Strange title: makes you wonder what he means. Though the words to M Ward's cover
of Daniel Johnston's "To Go Home" may get to the bone of it: "God it's
great to be alive/ It takes the skin right off my hide/ To think I'll
have to give it all up someday."
Fifth album in, Ward advances on oft-made comparisons to Nick Drake and Tom Waits with his own sleepy-voiced blend of upbeat melancholy and gravelly dreaminess. It's a paper-against-comb tone that seduces, Beth Orton and Norah Jones lately making use of it for their recordings, Neko Case joining him here. Ward plays an acoustic as if it were flashing water, strikes Dylan '63 poses in concert, comes on with a cap over his eyes and a sly grin, playing wintery piano with a ragtime fumble when the mood takes him. His songs are profoundly embedded in American cultural history: the blues, the birth of the radio and the jukebox, the popular love song, wrapped in a peculiar ability to sound like a 1920s crooner, a 1940s folkie and a 21st century ambient explorer all at once. His time-out-of mind brilliance also has a strong literary dimension, as such acknowledged Post-War influences as Hemingway's The Sun Also Rises and Vonnegut's Slaughterhouse-Five suggest.
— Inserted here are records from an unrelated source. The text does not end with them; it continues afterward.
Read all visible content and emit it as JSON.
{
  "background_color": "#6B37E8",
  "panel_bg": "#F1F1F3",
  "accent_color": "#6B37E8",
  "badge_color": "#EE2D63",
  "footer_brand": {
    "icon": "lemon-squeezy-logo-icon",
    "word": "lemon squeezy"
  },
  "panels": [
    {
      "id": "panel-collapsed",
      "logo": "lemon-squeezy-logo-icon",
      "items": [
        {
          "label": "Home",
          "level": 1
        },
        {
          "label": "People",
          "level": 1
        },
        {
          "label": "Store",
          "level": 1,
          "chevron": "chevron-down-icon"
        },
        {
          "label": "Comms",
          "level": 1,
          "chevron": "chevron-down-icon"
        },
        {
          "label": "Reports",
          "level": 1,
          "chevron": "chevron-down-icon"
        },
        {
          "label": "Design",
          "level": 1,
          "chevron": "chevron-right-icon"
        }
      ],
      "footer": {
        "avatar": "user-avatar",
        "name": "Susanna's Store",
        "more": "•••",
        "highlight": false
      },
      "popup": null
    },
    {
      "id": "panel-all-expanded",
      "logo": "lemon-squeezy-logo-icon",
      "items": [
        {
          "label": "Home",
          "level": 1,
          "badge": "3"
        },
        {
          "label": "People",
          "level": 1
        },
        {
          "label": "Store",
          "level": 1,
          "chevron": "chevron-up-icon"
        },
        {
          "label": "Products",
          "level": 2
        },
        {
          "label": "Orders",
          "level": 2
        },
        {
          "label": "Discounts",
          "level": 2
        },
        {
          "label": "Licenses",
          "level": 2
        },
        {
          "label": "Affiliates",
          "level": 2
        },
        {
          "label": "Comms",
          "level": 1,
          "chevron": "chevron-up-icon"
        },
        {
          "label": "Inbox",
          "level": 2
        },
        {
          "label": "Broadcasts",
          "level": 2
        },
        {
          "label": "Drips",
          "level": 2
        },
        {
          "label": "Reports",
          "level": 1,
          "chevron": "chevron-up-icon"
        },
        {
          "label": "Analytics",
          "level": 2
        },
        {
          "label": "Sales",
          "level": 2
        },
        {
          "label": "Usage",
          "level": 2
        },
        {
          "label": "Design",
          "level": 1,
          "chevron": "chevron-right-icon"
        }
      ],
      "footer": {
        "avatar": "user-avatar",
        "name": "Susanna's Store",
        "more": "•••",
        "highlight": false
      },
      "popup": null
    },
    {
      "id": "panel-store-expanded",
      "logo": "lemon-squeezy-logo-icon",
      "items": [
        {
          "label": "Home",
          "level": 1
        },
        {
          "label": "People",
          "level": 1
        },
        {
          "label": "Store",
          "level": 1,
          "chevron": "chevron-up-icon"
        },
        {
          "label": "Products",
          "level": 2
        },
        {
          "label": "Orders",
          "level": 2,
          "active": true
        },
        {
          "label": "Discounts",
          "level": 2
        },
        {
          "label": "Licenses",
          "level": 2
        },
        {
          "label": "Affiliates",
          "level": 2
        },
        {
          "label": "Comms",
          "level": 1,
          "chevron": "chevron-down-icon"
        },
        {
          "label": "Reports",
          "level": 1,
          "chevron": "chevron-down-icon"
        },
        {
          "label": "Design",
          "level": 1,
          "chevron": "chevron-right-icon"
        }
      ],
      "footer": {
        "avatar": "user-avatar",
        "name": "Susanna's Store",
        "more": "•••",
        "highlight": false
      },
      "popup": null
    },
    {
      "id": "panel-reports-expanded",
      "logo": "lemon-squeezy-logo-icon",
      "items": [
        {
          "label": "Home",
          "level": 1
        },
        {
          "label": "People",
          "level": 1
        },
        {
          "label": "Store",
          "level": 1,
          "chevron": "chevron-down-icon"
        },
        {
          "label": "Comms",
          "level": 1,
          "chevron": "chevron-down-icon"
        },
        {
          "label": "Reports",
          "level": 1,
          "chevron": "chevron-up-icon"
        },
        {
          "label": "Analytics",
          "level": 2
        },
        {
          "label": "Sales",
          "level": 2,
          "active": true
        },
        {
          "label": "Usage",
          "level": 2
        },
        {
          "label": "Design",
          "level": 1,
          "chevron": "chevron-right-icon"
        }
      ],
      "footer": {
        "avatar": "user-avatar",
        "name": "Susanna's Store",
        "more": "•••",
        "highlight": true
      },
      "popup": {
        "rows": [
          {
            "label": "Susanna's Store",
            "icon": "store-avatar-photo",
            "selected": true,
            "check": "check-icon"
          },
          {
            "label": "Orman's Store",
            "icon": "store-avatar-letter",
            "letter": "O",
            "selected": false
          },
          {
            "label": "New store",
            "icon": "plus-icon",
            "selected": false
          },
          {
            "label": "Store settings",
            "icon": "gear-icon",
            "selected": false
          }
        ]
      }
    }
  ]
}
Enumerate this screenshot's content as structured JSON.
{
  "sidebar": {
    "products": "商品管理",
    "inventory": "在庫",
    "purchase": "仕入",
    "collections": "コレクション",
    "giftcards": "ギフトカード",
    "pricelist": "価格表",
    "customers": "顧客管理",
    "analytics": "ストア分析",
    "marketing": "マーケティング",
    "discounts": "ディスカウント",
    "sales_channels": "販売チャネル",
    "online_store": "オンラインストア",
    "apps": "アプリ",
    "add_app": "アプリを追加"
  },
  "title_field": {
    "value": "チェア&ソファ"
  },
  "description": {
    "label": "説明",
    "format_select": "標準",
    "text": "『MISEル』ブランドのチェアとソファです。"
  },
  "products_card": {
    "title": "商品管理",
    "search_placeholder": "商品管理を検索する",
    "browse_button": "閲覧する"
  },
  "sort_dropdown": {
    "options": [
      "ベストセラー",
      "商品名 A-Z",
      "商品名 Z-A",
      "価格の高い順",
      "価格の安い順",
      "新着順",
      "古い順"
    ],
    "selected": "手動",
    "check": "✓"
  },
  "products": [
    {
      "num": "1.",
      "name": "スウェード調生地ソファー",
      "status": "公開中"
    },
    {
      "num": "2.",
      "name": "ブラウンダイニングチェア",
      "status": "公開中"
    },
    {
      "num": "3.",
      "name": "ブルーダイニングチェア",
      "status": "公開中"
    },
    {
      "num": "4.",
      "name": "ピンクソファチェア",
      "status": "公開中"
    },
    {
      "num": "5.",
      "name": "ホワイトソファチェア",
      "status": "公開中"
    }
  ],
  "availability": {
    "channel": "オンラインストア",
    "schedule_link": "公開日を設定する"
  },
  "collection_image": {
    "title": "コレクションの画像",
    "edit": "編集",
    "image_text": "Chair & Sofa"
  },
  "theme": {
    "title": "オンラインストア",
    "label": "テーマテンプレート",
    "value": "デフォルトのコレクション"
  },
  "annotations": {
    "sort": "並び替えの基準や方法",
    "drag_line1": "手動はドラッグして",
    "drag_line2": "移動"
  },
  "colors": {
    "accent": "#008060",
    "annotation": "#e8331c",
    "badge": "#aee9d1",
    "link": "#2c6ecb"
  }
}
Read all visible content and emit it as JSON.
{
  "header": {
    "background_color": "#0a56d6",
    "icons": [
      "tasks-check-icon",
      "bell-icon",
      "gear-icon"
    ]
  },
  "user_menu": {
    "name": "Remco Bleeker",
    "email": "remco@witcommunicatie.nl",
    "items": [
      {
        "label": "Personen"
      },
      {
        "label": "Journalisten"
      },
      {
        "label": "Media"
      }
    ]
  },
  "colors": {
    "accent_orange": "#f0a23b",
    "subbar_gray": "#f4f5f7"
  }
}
Post-War is already attracting attention as Ward's first full "band" album hell,
even as his party record. There's more body here, more barroom spill and rollick.
There's also a feeling Ward is pushing at the fabric of his music, trying to
expand and progress. But the same cinematic mist hovers, the same old, old intimacy
fans know well, along with the cumulative significance of his records, a run
of
documents that now point to him as a major artist. It may sound weird to say
this, but
Ward's the finest ghost in modern music today, and for that we should be thankful.
Which means this party's haunted, yet somehow reassuring: a wake, I guess, for
those dead coming home, whatever shape they're in.